A growing number of ambitious clinical trials aim to pinpoint the effects of lifestyle factors, such as a healthy diet and social stimulation, on reducing a person’s risk of dementia. So far, the data suggest that even intensive interventions help only slightly and none have reduced the incidence of dementia. But some researchers argue that any reduction in cognitive decline is worth the effort of implementing such programs. Others worry that research focuses too much on personal responsibility when risk factors such as air pollution and access to education are largely outside people’s control.

Nature | 12 minute read

RISK FACTORS FOR DEMENTIA. The graph shows 14 identified risk factors for dementia that could be modified at various stages of life and estimates that together they represent 45% of all dementia cases.

Source: Ref. 4

Exposure to many dementia risk factors, such as physical inactivity or alcohol consumption, may have occurred over decades, and it is unclear whether changing them in midlife will undo the damage that has already been done.

The Hubble space telescope should remain operational as long as technically possible to continue collecting invaluable data about the Universe, argues astrophysicist Rogier Windhorst. Keeping Hubble active in its fifth decade will require NASA to boost the telescope to a higher, more stable orbit.
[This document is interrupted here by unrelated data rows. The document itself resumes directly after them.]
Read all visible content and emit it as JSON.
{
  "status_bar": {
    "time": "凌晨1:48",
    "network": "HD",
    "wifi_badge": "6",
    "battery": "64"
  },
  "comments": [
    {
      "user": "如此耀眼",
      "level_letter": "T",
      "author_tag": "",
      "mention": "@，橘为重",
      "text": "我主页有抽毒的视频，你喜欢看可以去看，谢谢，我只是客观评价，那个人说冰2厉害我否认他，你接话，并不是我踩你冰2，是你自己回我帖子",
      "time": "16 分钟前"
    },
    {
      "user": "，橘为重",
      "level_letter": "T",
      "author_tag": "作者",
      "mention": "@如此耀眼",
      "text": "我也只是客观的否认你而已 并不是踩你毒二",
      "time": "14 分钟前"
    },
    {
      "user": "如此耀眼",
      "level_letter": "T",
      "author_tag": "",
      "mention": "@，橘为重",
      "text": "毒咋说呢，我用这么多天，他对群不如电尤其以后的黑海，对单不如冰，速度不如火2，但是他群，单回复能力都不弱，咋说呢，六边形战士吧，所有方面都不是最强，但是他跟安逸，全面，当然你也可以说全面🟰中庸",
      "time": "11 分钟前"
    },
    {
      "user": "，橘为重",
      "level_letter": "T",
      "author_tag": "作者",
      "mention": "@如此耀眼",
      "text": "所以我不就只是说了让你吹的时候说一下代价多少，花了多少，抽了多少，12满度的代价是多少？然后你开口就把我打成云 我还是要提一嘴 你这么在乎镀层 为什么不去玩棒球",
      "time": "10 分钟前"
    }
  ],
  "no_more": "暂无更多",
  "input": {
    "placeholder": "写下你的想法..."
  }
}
Any viable option to allow this deserves serious consideration, Windhorst writes. “Scientific progress depends on both continuity and innovation.”

Nature | 5 minutes of reading

“It is quite difficult to publish a scientific case report about a grandmother who reaches 88, but if she reaches 122, you could even publish a book,” notes researcher Saul Justin Newman in his book. Morbidwhose goal is to discredit the modern science of longevity. He argues that the field is plagued by questionable data, which clouds research results and distorts policy decisions. For example, a government investigation found that 80% of Japanese centenarians on the books were missing or dead.

The New Yorker | 19 minute read

quote of the day

The US Supreme Court has ruled that the makers of Roundup herbicide cannot be sued for failing to include a warning that the product could be carcinogenic. But legal decisions like this have not resolved the scientific question of whether Roundup causes cancer, and the media should not say that it has, writes epidemiologist Alex Smolak. (STAT | 7 minute read, intermittent paywall)

As someone who suffers from excessive mosquito attractiveness, today I was delighted with the news that a lotion with a little catnip oil appears to be as effective a repellent as DEET (north,north-diethyl-goal-toluamide). Not only can DEET be a bit strong, it is also too expensive for some of the people who need it most, and catnip (nepeta cataria) can be grown inexpensively at home. Unfortunately, I am also allergic to cats and the researchers did not test whether the lotion would attract mosquitoes and repel them at the same time.